Alan couldn't answer. He knew he must look silly, kneeling here with his mouth hanging open and a puddle of another man's blood clotting in his palm, but he couldn't speak just yet. All he could do was stare at the back of Cunningham's head.
"Of course I'm all right!" Cunningham said and sat up. He didn't appear the slightest bit groggy. All signs of inebriation were gone.
"But the blood!" She looked at Alan's hand.
"Scalp wounds bleed like crazy—even little ones," Alan managed to say, then he looked pointedly at Axford. "Right?"
He watched Axford's eyes travel over the spray of blood along the mantelpiece and wall, to the puddle on the floor.

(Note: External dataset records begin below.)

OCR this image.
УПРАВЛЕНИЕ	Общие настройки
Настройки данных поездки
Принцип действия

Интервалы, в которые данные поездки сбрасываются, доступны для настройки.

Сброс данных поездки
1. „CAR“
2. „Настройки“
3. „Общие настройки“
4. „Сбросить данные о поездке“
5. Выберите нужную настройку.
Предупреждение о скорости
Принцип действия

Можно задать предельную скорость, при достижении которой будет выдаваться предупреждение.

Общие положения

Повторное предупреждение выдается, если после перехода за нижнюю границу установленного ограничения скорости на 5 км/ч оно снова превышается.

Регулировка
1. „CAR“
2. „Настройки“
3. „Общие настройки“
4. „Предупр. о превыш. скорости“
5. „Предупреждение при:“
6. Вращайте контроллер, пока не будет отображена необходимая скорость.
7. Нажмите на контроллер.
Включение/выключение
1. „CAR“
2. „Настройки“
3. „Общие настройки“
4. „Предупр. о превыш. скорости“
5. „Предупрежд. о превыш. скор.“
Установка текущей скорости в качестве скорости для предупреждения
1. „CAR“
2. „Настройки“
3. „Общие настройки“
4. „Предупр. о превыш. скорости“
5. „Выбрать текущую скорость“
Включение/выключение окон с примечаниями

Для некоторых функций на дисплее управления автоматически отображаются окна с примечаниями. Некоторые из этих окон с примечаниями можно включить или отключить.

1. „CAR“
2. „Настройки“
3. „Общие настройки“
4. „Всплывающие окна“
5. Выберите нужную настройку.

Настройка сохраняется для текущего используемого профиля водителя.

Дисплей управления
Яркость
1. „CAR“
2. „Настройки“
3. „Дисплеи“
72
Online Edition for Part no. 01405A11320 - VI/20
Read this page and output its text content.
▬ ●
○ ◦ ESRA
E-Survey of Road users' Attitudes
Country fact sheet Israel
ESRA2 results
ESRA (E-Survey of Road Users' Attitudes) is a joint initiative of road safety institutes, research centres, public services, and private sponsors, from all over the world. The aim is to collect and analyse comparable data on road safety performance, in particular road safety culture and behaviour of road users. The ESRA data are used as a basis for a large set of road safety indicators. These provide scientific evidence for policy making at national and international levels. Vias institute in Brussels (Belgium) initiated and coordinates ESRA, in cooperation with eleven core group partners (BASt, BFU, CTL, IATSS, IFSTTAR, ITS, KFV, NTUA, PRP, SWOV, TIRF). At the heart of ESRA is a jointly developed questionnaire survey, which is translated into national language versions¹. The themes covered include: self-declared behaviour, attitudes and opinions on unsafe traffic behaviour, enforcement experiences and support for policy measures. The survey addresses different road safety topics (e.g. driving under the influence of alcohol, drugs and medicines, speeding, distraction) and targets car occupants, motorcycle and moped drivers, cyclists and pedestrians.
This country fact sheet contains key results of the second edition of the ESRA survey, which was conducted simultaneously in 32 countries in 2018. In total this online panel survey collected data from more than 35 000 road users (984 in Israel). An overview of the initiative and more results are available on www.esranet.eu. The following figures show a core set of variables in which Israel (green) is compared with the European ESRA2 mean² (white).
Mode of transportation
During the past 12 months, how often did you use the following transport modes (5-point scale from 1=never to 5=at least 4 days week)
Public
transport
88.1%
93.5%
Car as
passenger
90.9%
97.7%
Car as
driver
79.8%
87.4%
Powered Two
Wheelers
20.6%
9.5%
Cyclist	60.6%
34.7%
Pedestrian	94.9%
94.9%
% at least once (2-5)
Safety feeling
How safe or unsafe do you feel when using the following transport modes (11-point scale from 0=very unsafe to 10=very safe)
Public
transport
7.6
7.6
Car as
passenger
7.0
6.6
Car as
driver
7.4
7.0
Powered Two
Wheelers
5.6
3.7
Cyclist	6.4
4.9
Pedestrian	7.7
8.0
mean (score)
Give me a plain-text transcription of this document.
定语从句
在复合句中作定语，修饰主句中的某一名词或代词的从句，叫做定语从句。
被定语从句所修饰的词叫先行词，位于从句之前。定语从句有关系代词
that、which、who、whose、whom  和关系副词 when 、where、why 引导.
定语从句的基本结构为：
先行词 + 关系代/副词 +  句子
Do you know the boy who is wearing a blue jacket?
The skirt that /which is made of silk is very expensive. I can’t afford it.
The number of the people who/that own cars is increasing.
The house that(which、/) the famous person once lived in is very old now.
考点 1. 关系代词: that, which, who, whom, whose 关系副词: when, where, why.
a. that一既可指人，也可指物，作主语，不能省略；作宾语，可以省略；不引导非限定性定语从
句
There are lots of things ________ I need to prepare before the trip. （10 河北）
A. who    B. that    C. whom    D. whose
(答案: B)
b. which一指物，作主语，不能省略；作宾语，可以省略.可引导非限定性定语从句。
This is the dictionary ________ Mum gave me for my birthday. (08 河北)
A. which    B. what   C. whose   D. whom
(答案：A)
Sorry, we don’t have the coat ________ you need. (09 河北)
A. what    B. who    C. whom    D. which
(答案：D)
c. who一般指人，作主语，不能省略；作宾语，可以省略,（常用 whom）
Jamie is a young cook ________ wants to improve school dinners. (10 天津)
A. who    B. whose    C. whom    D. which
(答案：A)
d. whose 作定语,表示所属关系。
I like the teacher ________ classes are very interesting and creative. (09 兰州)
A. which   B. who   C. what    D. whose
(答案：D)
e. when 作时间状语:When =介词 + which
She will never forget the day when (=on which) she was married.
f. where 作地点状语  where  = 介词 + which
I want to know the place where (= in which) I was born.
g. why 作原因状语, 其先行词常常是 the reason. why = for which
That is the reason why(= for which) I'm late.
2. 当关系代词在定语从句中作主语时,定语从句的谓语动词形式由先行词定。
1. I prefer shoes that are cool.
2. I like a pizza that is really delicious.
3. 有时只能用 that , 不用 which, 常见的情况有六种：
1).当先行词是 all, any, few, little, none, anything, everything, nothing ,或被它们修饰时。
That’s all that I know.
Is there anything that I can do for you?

He hesitated, then shrugged. "Right. Bloody right."
The party was in its final spasms and Ba was glad. He did not like so many strangers in the house. For the Missus it had no doubt been just another party, but for Ba it had been a revelation.
Dat-tay-vao.
As he stood at the front door and watched the Doctor's car cruise toward the street, the phrase reverberated through his mind, echoing endlessly.
Dat-tay-vao.
Dr. Bulmer possessed it.
But how? It wasn't possible!
Yet he could not deny what he had seen tonight: the gout of blood, the open wound—stopped and closed at the Doctor's touch. He had felt his knees go weak and rubbery at the sight.